AUB is leading a nationwide charge to increase the number of paid internships in the fashion industry in a bid to widen participation
Staff members from BA (Hons) Fashion have played an integral role in producing a new Best Practice Guide along with the British Fashion Council to improve conditions for student internships.
The process began with all of the UK universities who are members of the British Fashion Council meeting to discuss proposals to encourage the industry to reward students for their work.
Senior Lecturer Karen Ryan was then chosen to be part of a five-person working group that spent the last 18 months drafting the documentation and she said AUB wanted to be at the forefront of an initiative to help students.

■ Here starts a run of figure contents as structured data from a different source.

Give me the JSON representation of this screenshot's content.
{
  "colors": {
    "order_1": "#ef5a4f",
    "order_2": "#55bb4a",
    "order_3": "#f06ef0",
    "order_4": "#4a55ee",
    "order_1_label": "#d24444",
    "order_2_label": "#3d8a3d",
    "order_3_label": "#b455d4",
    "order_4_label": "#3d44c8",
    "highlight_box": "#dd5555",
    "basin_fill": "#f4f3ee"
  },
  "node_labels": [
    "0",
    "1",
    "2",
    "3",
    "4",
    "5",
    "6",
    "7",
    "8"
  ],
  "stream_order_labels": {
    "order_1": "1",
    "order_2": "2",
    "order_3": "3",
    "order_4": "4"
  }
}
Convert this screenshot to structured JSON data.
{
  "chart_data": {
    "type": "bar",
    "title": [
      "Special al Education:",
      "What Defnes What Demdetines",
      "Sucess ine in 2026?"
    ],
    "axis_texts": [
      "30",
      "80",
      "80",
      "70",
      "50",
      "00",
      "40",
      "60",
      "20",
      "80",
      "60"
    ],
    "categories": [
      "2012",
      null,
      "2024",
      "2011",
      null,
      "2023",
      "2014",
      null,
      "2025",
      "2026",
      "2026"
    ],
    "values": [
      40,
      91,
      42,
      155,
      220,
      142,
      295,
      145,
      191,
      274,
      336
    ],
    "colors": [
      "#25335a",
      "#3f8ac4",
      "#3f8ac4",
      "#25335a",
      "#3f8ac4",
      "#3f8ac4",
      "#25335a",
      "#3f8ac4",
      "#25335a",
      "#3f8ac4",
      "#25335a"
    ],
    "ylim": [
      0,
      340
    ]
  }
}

Karen said: “We were really keen to be involved because we thought this process was really important not only for the course but also for AUB and all of the Senior Management here have been really supportive of this initiative.
“In the past, students may have expected they would do placements for nothing but that shouldn’t happen any more.
“If a student on an internship is working set hours and is doing set work then they are an employee who has employee’s rights and they should be getting paid.
“We don’t want any student to go on a placement and be out of pocket, but this is also about widening participation.
“If you have students from lower-income family groups, the whole process of doing an industry placement can be really alienating for them, especially if they know it’s not paid and it’s in London – there’s no way they can possibly afford it.
“But as a university we really support widening participation and the whole point of supporting this is to try to make it so everybody can do it – this can only happen if they are paid something for their work.”
The Best Practice Guide is not enforceable but it is hoped it will help encourage a sea-change in the attitude of the industry.
In line with its Positive Fashion initiative, the British Fashion Council says it is “committed to helping create an industry that drives forward best practice behaviours and supports an inclusive, diverse and sustainable fashion industry”.
The Best Practice Guide continues: “Our aim is to ensure our industry fosters inclusive environments within businesses where workers are paid at least the National Minimum Wage and staff are supported and protected in the workplace. Establishing this as a benchmark standard will ensure that designer businesses are fulfilling their moral responsibilities and are compliant with UK law and their tax obligations.
“As the issue of unpaid internships has been brought to light in the media, HMRC has made it clear that it will crack down on the fashion and beauty industries where historically interns have unfortunately not been dealt with in accordance with the law.
“This Best Practice Guide has been developed with the support and input of members of the BFC Colleges Council. This will form part of a suite of documents including a Student Placement Learning Agreement with universities and a Best Practice Guide for Students, which we will share with the industry in due course.”